XHU-FM
- Veracruz, Veracruz; Mexico;
- Frequency: 98.1 FM
- Branding: XEU

Programming
- Format: News/talk, Tropical music

Ownership
- Owner: Grupo Pazos Radio; (Eco de Sotavento, S.A.);
- Sister stations: XHLL-FM, XHHV-FM, XHTS-FM

History
- First air date: December 1930
- Former call signs: XEU-AM
- Former frequencies: 930 kHz

Technical information
- Licensing authority: CRT
- Class: B1
- ERP: 25 kW
- HAAT: 49.20 m
- Transmitter coordinates: 19°07′57.5″N 96°07′50″W﻿ / ﻿19.132639°N 96.13056°W

Links
- Webcast: Listen live
- Website: xeu.mx

= XHU-FM =

Radio station in Veracruz, Veracruz, Mexico

XHU-FM is a radio station on 98.1 FM in Veracruz, Veracruz, Mexico.

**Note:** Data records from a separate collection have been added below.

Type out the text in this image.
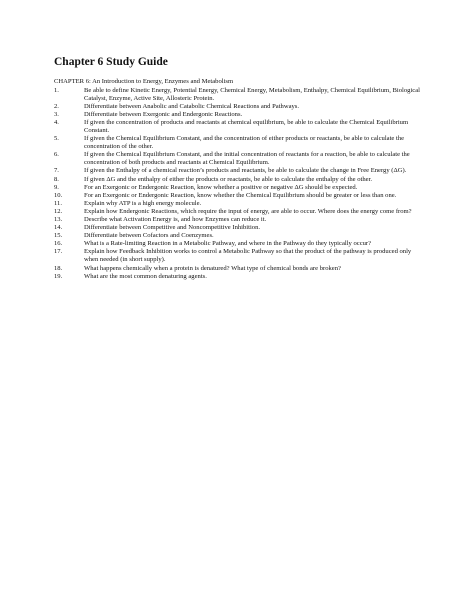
Chapter 6 Study Guide

CHAPTER 6: An Introduction to Energy, Enzymes and Metabolism

1.	Be able to define Kinetic Energy, Potential Energy, Chemical Energy, Metabolism, Enthalpy, Chemical Equilibrium, Biological Catalyst, Enzyme, Active Site, Allosteric Protein.
2.	Differentiate between Anabolic and Catabolic Chemical Reactions and Pathways.
3.	Differentiate between Exergonic and Endergonic Reactions.
4.	If given the concentration of products and reactants at chemical equilibrium, be able to calculate the Chemical Equilibrium Constant.
5.	If given the Chemical Equilibrium Constant, and the concentration of either products or reactants, be able to calculate the concentration of the other.
6.	If given the Chemical Equilibrium Constant, and the initial concentration of reactants for a reaction, be able to calculate the concentration of both products and reactants at Chemical Equilibrium.
7.	If given the Enthalpy of a chemical reaction’s products and reactants, be able to calculate the change in Free Energy (ΔG).
8.	If given ΔG and the enthalpy of either the products or reactants, be able to calculate the enthalpy of the other.
9.	For an Exergonic or Endergonic Reaction, know whether a positive or negative ΔG should be expected.
10.	For an Exergonic or Endergonic Reaction, know whether the Chemical Equilibrium should be greater or less than one.
11.	Explain why ATP is a high energy molecule.
12.	Explain how Endergonic Reactions, which require the input of energy, are able to occur. Where does the energy come from?
13.	Describe what Activation Energy is, and how Enzymes can reduce it.
14.	Differentiate between Competitive and Noncompetitive Inhibition.
15.	Differentiate between Cofactors and Coenzymes.
16.	What is a Rate-limiting Reaction in a Metabolic Pathway, and where in the Pathway do they typically occur?
17.	Explain how Feedback Inhibition works to control a Metabolic Pathway so that the product of the pathway is produced only when needed (in short supply).
18.	What happens chemically when a protein is denatured? What type of chemical bonds are broken?
19.	What are the most common denaturing agents.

It is owned by Grupo Pazos Radio and is known as XEU with a news/talk format.

==History==
XEU-AM signed on the air in December 1930. The station received its concession on December 1, 1932, the first day concessions were issued for broadcast stations. It broadcast on 1010 kilohertz and was owned by Fernando Pazos y Compañía. By the late 1960s, after Pazos's death in 1967, the station had moved to 930 kHz. Ultimately, the concession was transferred to a new corporation owned by the Pazos family, which had expanded by acquiring XELL and XEHV in 1964.

In November 2010, XEU received approval to move to FM on 98.1 MHz. While its callsign is XHU-FM, an alteration made in all AM-FM migrations, it continues to brand as XEU.